William J. Winslade is the James Wade Rockwell Professor of Philosophy of Medicine, Professor of Preventive Medicine and Community Health, Professor of Psychiatry and Behavioral Sciences, a member of the Institute for the Medical Humanities at the University of Texas Medical Branch at Galveston, and Adjunct Professor of Philosophy at the University of Texas at Austin. His background includes a Ph.D. in philosophy from Northwestern University, a J.D. from UCLA Law School, a Ph.D. in Psychoanalysis from the Southern California Psychoanalytic Institute, and an Honorary D.H.L. from Monmouth College.

He is a Fellow of the Hastings Center, was a member of the California Bar Association from 1976 to 2004, and is currently a research psychoanalyst. Philosophic, legal, and psychoanalytic ideas are applied in his work to the study of human values in science, medicine, technology and law. His book, Confronting Traumatic Brain Injury: Devastation, Hope and Healing, was published by Yale University Press. He has written on topics such as privacy and confidentiality, human rights, death and dying, and legal and ethical aspects of mental health practice. legal and ethical aspects of mental health practice. He is currently writing The Birth, Life, and Death of the Brain: Legal and Ethical Perspectives with Stacey Tovino, J.D., Ph.D.

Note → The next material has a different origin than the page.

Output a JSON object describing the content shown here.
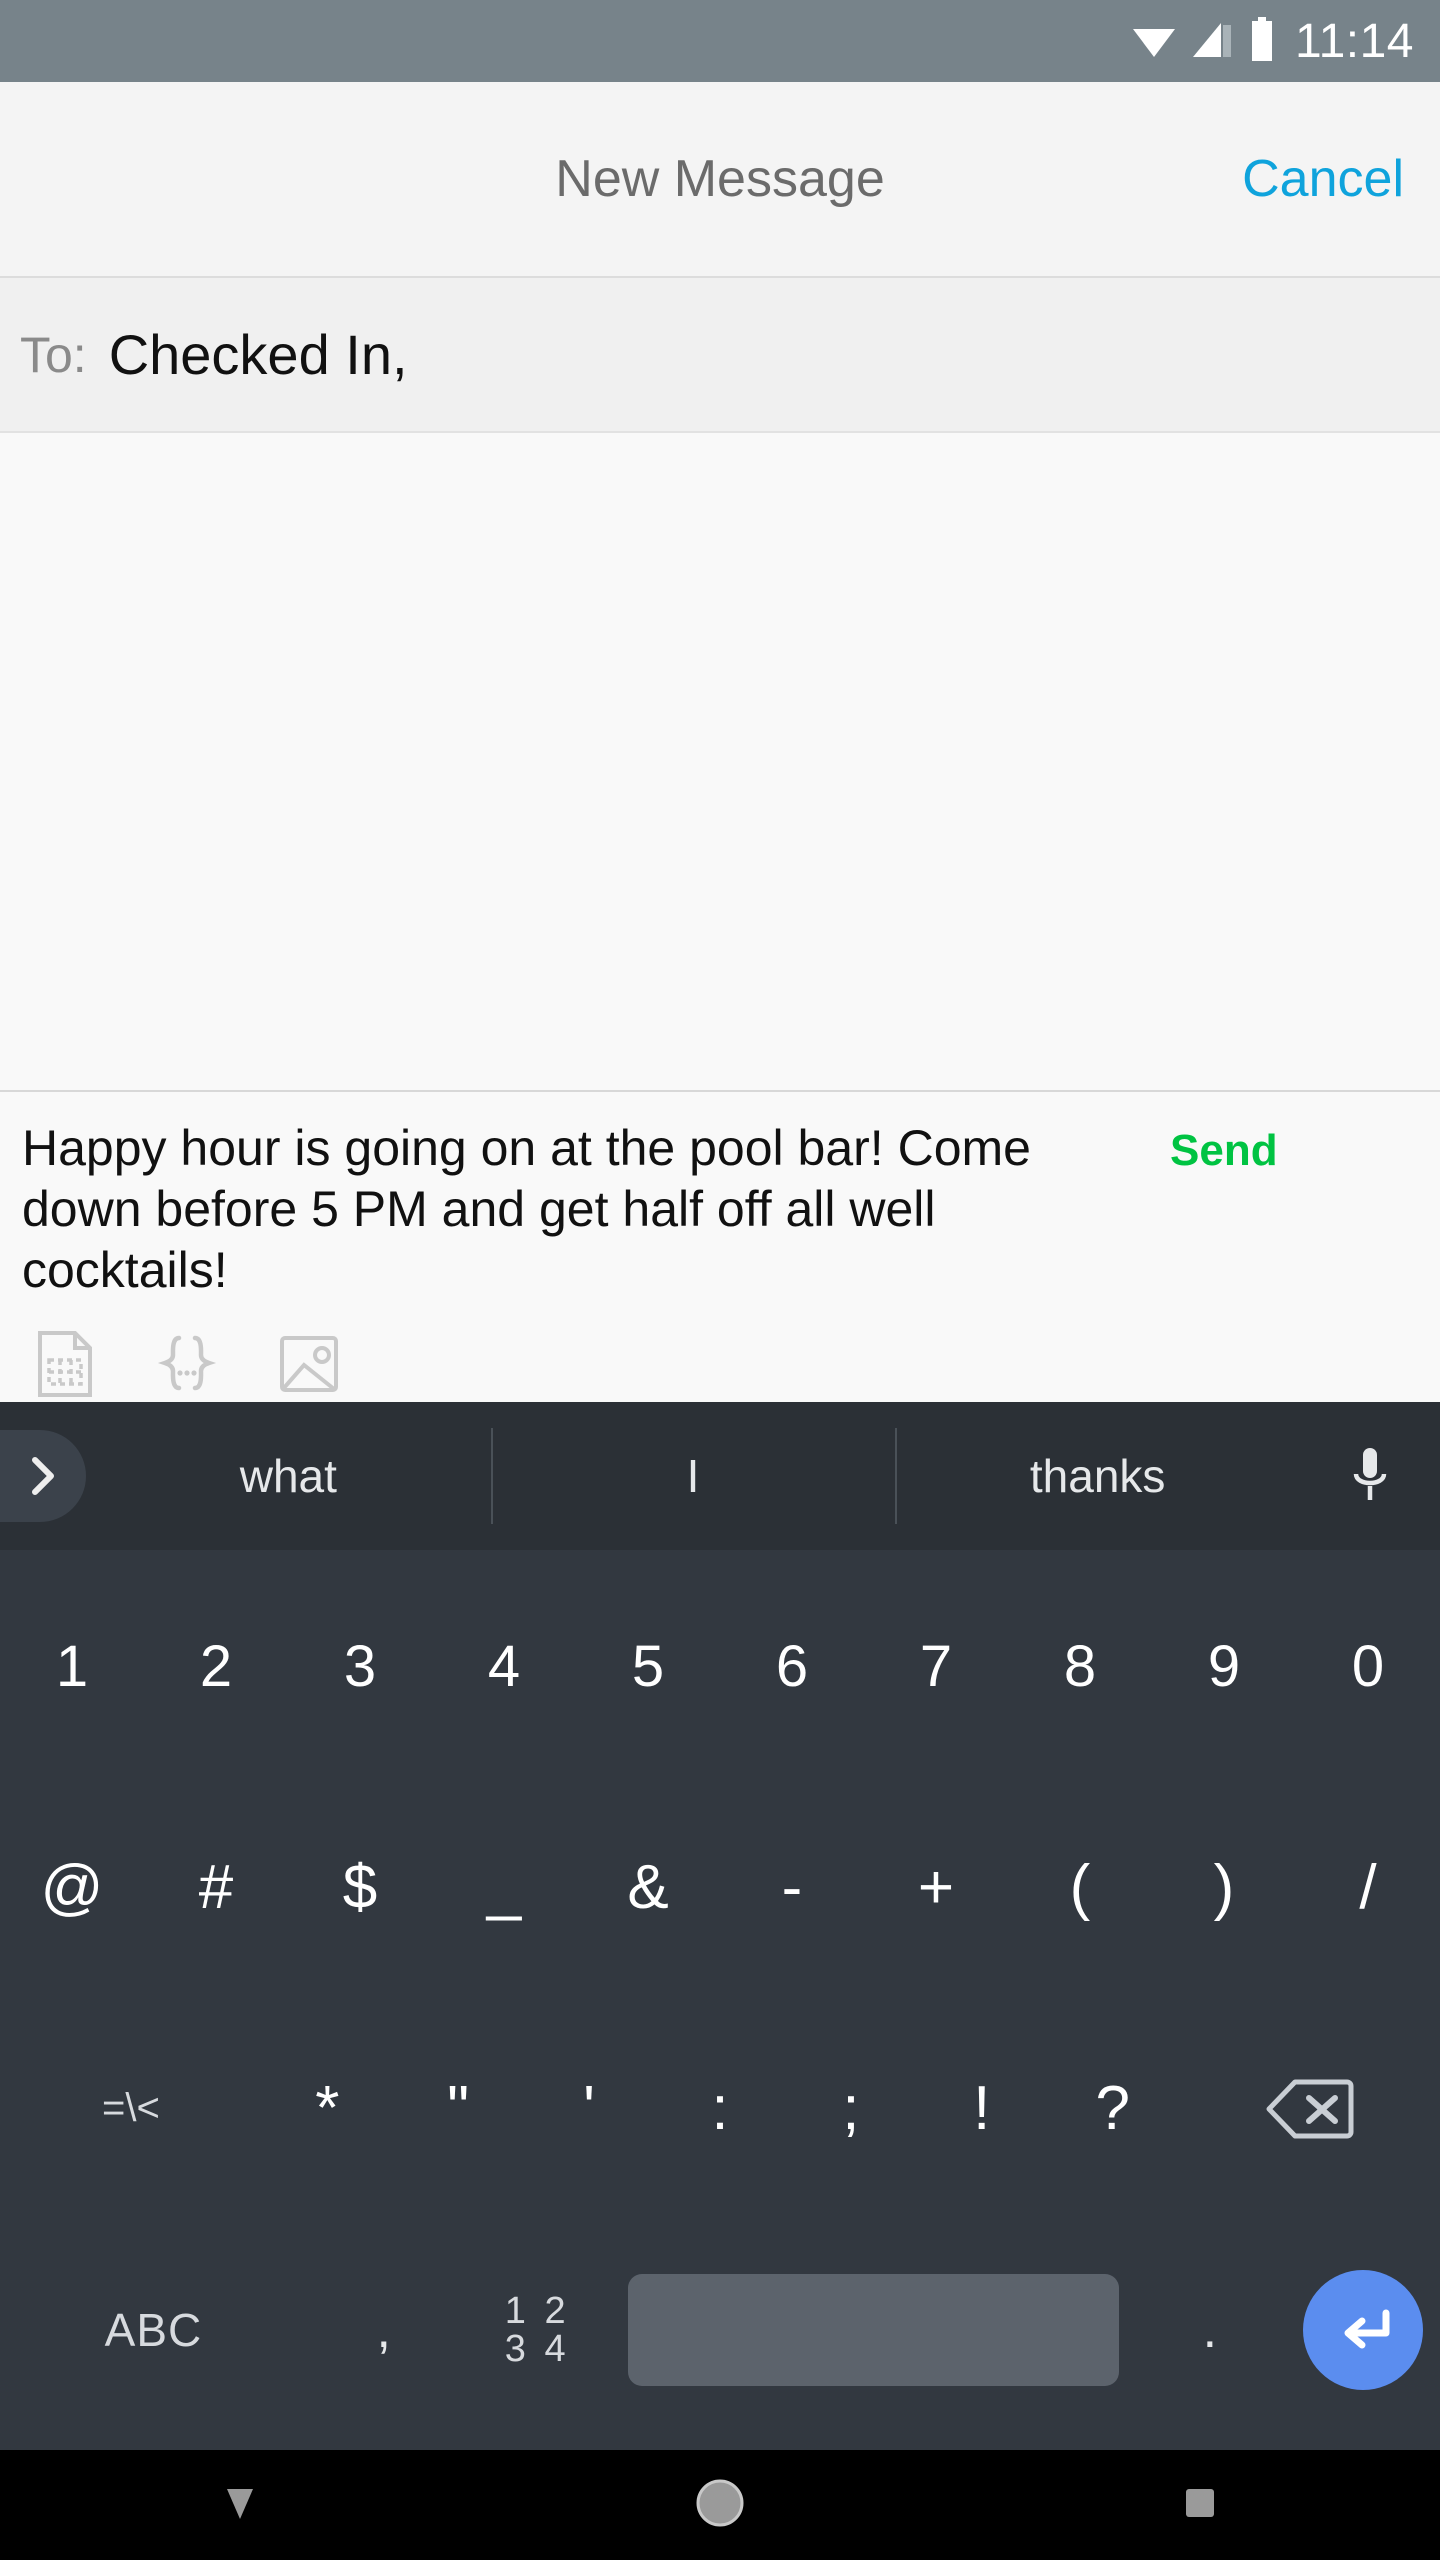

2007 INAUGURAL JOHN & MARSHA RYAN BIOETHICIST IN RESIDENCE

Mark A. Rothstein

"Health Privacy in the Electronic Age"

As health providers and agencies race to link networks of electronic health records, will it be possible to protect health privacy?

Wednesday, March 21, 2007

Mark A. Rothstein holds the Herbert F. Boehl Chair of Law and Medicine and is Director of the Institute for Bioethics, Health Policy and Law at the University of Louisville School of Medicine. He received his B.A. from the University of Pittsburgh and his J.D. from Georgetown University.

Professor Rothstein is a leading authority on the ethical, legal, and social implications of genetics, privacy, occupational health, employment law, and public health law. He is Chair of the Subcommittee on Privacy and Confidentiality of the National Committee on Vital and Health Statistics, the statutory advisory committee to the Secretary of Health and Human Services on health information policy, including the privacy regulations of the Health Insurance Portability and Accountability Act. He is the immediate past-President of the American Society of Law, Medicine and Ethics.

He is the author or editor of 19 books. His latest book is Genetics: Ethics, Law and Policy (with Andrews & Mehlman).